I remember my grandparents had a selection of budget LPs, some of which were far afield from their own tastes. One was a compilation that included Speedo by the Cadillacs. Not their thing, but I liked it. I think they bought anything that was marked down to 57 cents.

Lee Hartsfeld said...

My grandparents had Royale, Varsity, and similar labels, too. Small world. I was puzzled by those things, wondering where they fit in the scheme of things.

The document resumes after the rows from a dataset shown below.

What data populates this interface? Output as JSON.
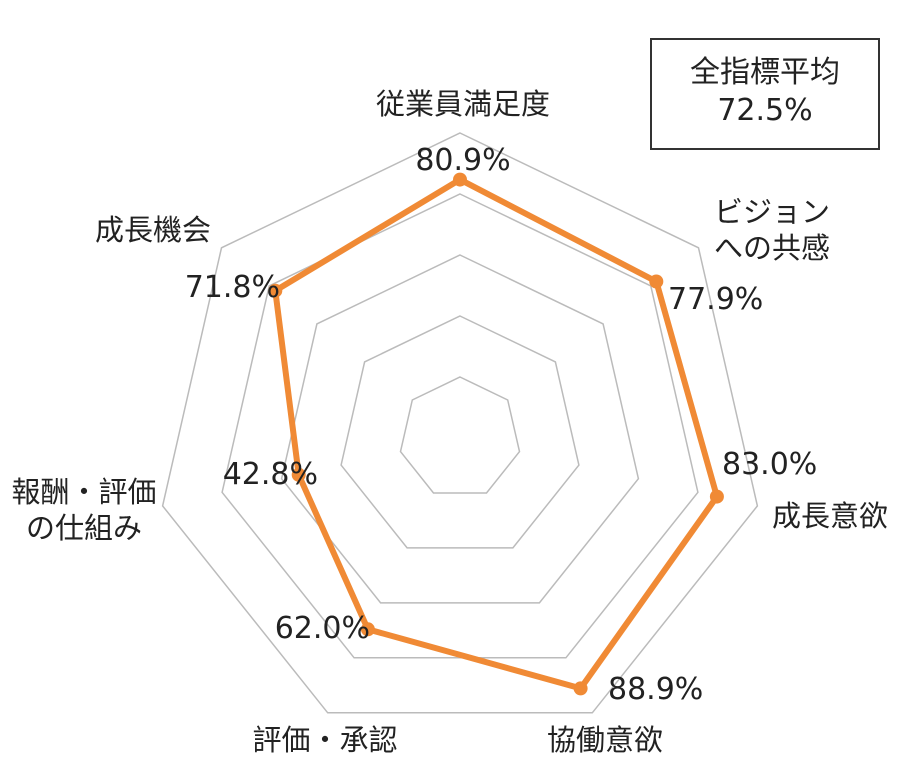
{
  "summary": {
    "label": "全指標平均",
    "value": "72.5%"
  },
  "chart_data": {
    "type": "radar",
    "axes": [
      {
        "name": [
          "従業員満足度"
        ],
        "value": 80.9,
        "label": "80.9%"
      },
      {
        "name": [
          "ビジョン",
          "への共感"
        ],
        "value": 77.9,
        "label": "77.9%"
      },
      {
        "name": [
          "成長意欲"
        ],
        "value": 83.0,
        "label": "83.0%"
      },
      {
        "name": [
          "協働意欲"
        ],
        "value": 88.9,
        "label": "88.9%"
      },
      {
        "name": [
          "評価・承認"
        ],
        "value": 62.0,
        "label": "62.0%"
      },
      {
        "name": [
          "報酬・評価",
          "の仕組み"
        ],
        "value": 42.8,
        "label": "42.8%"
      },
      {
        "name": [
          "成長機会"
        ],
        "value": 71.8,
        "label": "71.8%"
      }
    ],
    "range": [
      0,
      100
    ],
    "grid_rings": 5,
    "colors": {
      "series": "#f08a35",
      "grid": "#bbbbbb"
    }
  }
}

My parents were strictly jazz and Classical, but my Dad seemed nonetheless oriented toward the discount bin, probably because record prices had risen since the days of their beloved Verve LPs. I remember when my grandfather sang the praises of Tom Jones and Tony Orlando and Dawn (please, please, kill the memory! Not Tom, of course). My Dad just shook his head.

I remember my brother and I buying a number of marked-down Beach Boys LPs during that group's period of no-longer-relevance. All in that awful Capitol stereo, of course. And then I got a discounted "Surf's Up" and couldn't process it as a B. Boys LP. My ultimate sin--not thinking much of "Good Vibrations" when it came out. Mediocre stuff, I thought. An even worse sin is that I still consider it sub-par, though I've come to like "Wild Honey," which at first I considered a prelude to the end of the world.

A "pocket symphony." Right. Three sections of utter, riff-based repetition--a symphony. Ever suspect the music industry was trying to kill Boomer brain cells?

Ernie said...

If you've still got the equipment, use it! I can't imagine they sold many of them, but the costs to make 'em had to be super low.